Seventeen Years to Write About Mercy
In 1845, Victor Hugo began writing a novel he called Les Misères — "The Miseries." It was a portrait of poverty and injustice in France. But revolution swept Paris in 1848, and Hugo set the manuscript aside. Three years later, Napoleon III seized power in a coup, and Hugo — an outspoken political critic — fled into exile, eventually settling on the island of Guernsey in the English Channel.
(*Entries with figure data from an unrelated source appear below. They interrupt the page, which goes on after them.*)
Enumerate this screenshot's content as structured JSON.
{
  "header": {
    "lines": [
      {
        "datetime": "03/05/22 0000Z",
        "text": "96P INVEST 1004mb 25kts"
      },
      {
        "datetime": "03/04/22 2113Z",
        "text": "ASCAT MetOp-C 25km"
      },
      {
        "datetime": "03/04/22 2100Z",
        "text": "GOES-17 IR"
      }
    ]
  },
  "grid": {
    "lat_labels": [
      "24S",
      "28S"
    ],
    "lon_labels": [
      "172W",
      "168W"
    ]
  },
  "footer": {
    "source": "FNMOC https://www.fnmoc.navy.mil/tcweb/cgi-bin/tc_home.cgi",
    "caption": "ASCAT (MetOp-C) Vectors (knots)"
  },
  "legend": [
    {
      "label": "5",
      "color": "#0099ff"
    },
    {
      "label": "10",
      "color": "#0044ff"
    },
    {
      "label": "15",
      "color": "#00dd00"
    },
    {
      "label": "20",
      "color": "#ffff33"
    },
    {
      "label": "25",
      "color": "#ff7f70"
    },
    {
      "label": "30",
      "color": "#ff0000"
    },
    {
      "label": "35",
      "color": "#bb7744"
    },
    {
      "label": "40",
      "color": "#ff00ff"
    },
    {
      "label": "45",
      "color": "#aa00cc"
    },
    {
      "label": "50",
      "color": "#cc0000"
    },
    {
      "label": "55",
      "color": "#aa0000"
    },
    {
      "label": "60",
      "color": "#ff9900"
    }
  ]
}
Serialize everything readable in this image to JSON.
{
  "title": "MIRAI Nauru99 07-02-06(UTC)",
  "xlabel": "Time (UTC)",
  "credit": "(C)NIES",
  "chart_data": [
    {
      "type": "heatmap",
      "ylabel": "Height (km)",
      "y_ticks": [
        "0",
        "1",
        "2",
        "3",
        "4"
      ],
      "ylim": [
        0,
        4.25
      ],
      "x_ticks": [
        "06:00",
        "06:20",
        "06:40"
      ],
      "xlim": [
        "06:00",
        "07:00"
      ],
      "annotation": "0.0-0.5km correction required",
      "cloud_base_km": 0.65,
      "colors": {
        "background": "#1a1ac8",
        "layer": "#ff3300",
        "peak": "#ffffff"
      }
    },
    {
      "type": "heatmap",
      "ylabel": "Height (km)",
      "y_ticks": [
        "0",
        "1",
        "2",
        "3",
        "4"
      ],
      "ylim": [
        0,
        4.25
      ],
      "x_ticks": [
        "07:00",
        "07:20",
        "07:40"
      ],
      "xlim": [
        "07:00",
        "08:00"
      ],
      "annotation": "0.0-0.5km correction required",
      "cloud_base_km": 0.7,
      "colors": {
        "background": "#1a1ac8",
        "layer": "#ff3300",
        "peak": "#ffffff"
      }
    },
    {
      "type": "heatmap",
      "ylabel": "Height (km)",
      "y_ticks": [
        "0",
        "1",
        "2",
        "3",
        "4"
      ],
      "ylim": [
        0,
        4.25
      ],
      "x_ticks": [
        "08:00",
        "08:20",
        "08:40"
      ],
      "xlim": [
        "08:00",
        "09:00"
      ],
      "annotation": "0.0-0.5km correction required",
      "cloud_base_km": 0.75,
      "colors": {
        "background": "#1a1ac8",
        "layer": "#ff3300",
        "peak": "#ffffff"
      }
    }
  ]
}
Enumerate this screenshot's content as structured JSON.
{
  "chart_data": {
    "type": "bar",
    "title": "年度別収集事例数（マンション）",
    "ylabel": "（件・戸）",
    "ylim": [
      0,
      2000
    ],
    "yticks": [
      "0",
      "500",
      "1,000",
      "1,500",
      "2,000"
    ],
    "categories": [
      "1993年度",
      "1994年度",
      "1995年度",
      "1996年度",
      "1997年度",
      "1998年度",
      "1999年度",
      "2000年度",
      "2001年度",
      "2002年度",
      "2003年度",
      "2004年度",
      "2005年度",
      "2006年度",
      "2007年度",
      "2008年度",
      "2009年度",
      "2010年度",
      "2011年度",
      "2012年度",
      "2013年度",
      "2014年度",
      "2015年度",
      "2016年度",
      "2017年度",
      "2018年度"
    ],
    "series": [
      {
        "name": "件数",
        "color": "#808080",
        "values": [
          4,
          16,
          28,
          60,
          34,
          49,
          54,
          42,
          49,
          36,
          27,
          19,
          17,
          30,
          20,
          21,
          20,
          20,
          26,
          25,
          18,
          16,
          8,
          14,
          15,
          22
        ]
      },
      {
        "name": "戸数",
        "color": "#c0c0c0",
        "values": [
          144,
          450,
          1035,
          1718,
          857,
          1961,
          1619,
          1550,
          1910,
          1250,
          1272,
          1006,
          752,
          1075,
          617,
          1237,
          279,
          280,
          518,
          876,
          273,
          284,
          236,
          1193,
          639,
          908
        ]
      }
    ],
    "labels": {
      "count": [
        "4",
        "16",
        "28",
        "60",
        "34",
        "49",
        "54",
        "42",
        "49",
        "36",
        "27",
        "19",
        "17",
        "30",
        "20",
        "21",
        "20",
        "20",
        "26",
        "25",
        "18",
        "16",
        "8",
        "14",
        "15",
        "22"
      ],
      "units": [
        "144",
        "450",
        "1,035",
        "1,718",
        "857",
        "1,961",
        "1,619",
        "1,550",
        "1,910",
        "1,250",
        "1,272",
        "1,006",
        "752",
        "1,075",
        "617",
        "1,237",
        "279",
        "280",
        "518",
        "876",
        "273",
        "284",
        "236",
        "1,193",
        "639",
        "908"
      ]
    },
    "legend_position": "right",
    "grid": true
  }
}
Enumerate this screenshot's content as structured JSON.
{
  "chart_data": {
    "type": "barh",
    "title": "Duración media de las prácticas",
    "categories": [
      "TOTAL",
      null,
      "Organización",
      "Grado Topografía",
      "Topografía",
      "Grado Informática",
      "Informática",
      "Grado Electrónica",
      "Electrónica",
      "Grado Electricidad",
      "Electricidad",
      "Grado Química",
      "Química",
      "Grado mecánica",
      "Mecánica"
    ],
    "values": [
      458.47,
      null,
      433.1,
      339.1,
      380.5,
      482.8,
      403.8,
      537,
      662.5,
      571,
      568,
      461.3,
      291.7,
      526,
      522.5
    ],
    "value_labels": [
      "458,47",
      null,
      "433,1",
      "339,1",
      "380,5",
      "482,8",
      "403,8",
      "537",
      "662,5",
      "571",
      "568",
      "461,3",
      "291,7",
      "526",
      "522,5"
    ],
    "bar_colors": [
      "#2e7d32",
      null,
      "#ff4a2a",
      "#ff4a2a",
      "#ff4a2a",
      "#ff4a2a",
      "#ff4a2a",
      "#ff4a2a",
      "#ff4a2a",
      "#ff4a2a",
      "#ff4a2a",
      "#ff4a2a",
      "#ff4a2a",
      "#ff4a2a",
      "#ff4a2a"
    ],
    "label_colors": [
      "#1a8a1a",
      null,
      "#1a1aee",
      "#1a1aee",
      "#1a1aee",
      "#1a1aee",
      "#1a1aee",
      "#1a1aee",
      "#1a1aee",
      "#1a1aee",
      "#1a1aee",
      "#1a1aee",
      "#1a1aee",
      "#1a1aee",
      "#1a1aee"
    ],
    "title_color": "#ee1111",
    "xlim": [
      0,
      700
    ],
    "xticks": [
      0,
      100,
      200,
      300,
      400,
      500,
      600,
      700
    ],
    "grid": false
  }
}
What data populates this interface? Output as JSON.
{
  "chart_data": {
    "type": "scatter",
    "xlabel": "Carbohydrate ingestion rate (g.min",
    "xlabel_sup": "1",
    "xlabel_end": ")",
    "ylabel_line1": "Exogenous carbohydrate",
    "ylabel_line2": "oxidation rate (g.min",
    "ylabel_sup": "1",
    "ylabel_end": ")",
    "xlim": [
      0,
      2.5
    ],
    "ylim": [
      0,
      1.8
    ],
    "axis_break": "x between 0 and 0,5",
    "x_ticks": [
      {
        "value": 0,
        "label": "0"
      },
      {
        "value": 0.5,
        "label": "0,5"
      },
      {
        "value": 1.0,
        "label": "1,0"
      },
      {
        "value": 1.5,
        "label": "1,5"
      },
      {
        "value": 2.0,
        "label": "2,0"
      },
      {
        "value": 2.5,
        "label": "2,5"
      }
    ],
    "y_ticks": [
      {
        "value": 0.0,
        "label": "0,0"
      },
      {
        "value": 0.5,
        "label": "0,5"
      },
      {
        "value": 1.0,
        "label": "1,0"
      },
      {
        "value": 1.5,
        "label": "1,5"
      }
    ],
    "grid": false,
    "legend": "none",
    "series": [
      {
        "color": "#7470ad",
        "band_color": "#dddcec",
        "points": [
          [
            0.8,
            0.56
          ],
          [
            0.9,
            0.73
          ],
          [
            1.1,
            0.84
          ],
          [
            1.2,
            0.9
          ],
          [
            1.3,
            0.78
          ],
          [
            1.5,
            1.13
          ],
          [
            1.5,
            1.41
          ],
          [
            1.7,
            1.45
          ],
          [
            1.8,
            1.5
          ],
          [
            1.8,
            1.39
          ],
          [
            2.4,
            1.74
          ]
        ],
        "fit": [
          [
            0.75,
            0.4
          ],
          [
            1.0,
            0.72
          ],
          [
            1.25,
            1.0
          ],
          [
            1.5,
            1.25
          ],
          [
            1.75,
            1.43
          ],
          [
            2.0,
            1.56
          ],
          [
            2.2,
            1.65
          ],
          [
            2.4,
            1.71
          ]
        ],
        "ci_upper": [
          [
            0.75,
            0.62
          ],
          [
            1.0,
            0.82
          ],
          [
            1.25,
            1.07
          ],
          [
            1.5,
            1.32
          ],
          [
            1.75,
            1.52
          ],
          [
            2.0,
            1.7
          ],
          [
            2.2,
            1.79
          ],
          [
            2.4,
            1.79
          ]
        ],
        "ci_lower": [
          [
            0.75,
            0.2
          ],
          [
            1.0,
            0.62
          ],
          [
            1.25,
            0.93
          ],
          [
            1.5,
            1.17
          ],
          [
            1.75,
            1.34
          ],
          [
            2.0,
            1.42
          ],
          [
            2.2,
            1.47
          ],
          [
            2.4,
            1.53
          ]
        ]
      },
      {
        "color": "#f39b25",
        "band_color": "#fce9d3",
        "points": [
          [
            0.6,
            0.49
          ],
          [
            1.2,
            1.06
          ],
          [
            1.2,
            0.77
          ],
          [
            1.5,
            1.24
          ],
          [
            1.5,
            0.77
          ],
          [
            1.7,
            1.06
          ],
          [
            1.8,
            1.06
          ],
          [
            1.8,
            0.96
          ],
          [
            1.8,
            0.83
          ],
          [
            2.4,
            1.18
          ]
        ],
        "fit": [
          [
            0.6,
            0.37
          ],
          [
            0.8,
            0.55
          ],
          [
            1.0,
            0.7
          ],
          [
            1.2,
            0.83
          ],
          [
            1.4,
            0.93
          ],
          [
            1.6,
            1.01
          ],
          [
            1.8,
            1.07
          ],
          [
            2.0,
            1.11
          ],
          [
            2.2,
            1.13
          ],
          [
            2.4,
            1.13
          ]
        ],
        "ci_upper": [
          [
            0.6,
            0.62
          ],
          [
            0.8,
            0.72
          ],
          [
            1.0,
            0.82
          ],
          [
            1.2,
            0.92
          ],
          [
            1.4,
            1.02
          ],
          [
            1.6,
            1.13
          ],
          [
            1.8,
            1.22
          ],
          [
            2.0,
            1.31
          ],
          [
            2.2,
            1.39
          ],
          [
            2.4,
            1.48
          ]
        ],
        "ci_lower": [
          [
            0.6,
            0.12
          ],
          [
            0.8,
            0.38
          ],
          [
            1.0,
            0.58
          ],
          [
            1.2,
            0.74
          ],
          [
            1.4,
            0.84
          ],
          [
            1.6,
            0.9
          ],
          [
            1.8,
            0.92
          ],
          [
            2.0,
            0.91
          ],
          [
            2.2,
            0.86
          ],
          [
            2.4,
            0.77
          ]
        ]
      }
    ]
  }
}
There, isolated from his homeland for over a decade, Hugo returned to his unfinished work. But something had shifted. Years of loss and exile had deepened his understanding of suffering — and of grace. When the novel finally appeared in 1862, seventeen years after he first put pen to paper, it bore a new title: Les Misérables. No longer just a chronicle of misery, it had become a story about the miserable people whom mercy could transform. At its heart stands a convicted thief whose entire life is remade by a single act of undeserved compassion.
The prophet Micah asked, "Who is a God like You, who pardons sin and forgives the transgression of the remnant of His inheritance?" (Micah 7:18). The God Micah describes does not observe human wretchedness from a distance. He moves toward it. He "treads our sins underfoot" and "hurls all our iniquities into the depths of the sea" (v. 19).
Hugo needed seventeen years to tell the story of mercy transforming one life. The Almighty has been writing that story since the foundation of the world — and He delights in it still. Whatever wretchedness you carry today, the God of Micah is not distant from it. He is moving toward you, ready to hurl your failures into the deepest sea.